Until the day when the story becomes all too real...and Hanna's worls is spun off its axis by its shattering, irrevocable conclusion.
Review:
Laura Wiess’ books have always had the ability to leave me shocked, speechless, and in love, but How it Ends went above and beyond anything I could’ve ever expected from her. When I first read the summary of her newest book I thought, “This doesn’t sound like Laura Wiess at all to me,” but this maybe the best book she’s ever written.
I’ve never read a book before that moved me so emotionally and has made me cry that hard. Seriously, I had to put the book down because I couldn’t see and just cry into my pillow. And it wasn’t the pretty kind of crying, it was the nasty blubbering kind. I’ve said it before: I don’t cry. At least, not while reading books. But, damn, Laura Wiess got me with this one. I don’t know what it is, but she really knows how to move me with her novels.
And I must say that she did a splendid job of telling a story within a story. Which sounds very difficult--and it must have been--and confusing, but it wasn’t. Both stories flowed together so effortlessly that it seemed only natural for the book to be told that way. There wasn’t a story that I liked better than the other because both had such important things to tell the reader about the characters.
Though Hanna definitely grated on the nerves a little, she was so dumb when it came to boys. And I’m saying that as nicely as possible. She could never see who the better guy was and repeatedly picked the one who was mean and careless about her feelings.
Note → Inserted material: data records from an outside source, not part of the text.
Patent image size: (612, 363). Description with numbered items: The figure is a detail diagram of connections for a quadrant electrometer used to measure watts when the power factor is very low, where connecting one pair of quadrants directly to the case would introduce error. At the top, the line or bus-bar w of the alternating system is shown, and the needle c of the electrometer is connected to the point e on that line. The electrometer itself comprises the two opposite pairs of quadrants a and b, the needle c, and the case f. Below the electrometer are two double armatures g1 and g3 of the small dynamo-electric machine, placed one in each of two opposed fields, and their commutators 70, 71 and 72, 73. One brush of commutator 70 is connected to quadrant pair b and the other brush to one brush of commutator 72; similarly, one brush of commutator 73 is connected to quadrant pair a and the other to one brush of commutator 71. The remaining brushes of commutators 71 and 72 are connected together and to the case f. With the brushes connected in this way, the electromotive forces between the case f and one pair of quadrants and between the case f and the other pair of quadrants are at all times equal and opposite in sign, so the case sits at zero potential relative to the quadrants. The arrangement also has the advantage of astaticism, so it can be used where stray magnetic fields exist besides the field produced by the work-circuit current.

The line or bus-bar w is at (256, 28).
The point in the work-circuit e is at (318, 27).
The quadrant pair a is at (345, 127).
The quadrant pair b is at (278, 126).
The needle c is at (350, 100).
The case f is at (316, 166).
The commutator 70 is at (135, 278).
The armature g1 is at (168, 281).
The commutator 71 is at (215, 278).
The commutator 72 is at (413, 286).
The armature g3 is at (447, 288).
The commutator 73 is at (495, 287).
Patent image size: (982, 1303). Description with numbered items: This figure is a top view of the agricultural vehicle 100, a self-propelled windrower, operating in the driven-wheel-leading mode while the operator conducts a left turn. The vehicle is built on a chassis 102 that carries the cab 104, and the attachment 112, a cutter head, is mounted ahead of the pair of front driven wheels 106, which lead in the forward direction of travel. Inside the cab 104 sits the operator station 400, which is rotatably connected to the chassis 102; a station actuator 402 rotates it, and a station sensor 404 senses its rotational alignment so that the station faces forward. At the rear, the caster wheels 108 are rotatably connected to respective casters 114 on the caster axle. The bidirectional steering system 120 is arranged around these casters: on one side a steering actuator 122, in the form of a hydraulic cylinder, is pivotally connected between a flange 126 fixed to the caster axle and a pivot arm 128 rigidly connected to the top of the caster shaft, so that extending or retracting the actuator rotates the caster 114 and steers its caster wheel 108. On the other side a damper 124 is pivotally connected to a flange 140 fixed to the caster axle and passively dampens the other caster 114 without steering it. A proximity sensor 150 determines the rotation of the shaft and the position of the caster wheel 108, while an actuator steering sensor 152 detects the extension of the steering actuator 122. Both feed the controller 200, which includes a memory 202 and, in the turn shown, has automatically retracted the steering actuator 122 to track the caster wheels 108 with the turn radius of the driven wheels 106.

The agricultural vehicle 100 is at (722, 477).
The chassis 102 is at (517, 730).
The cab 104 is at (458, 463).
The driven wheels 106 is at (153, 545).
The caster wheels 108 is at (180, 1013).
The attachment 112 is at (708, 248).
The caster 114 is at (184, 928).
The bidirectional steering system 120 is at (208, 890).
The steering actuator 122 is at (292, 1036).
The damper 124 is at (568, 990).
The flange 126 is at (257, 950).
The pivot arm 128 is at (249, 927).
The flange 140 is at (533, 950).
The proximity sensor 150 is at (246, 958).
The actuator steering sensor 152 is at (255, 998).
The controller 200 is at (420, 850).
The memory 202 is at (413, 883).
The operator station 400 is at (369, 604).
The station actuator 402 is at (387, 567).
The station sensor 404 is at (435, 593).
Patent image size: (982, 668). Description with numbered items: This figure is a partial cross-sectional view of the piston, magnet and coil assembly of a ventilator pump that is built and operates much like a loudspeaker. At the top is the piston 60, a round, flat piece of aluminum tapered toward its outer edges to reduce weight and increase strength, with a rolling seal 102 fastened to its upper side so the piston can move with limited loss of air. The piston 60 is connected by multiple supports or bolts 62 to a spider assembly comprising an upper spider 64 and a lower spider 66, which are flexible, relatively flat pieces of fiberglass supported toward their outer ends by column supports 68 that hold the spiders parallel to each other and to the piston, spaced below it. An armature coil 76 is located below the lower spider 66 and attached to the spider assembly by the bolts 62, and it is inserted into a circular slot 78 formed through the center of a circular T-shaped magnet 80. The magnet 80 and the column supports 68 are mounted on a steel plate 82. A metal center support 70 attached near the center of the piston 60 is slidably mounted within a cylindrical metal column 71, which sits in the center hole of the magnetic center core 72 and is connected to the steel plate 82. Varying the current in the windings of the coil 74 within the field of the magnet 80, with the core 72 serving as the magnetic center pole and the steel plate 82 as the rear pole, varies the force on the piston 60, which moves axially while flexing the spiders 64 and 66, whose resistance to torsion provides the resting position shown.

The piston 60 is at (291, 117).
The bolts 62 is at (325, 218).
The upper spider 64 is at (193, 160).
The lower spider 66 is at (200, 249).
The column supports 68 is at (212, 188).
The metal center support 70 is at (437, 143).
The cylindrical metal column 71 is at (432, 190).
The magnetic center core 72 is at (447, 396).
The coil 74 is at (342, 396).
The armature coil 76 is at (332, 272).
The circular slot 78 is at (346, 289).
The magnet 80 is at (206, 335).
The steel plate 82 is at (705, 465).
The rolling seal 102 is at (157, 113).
I can’t even begin to touch on the subject of Hanna and Helen’s relationship though. Helen was such a wonderful woman, even if she did lie to Hanna about her past but she did it with the best intentions. And I was mad with Hanna for ignoring her, and out-growing her, and for cutting their “connection”. It wasn’t deserved. Though, I was happy that they were able to mend their relationship while it lasted.
Laura Wiess did an amazing job on this book. Such a Pretty Girl will always be close to my heart but How it Ends may have beat it for my favorite book. I have not been able to stop thinking about since I finished and I don’t think I ever will.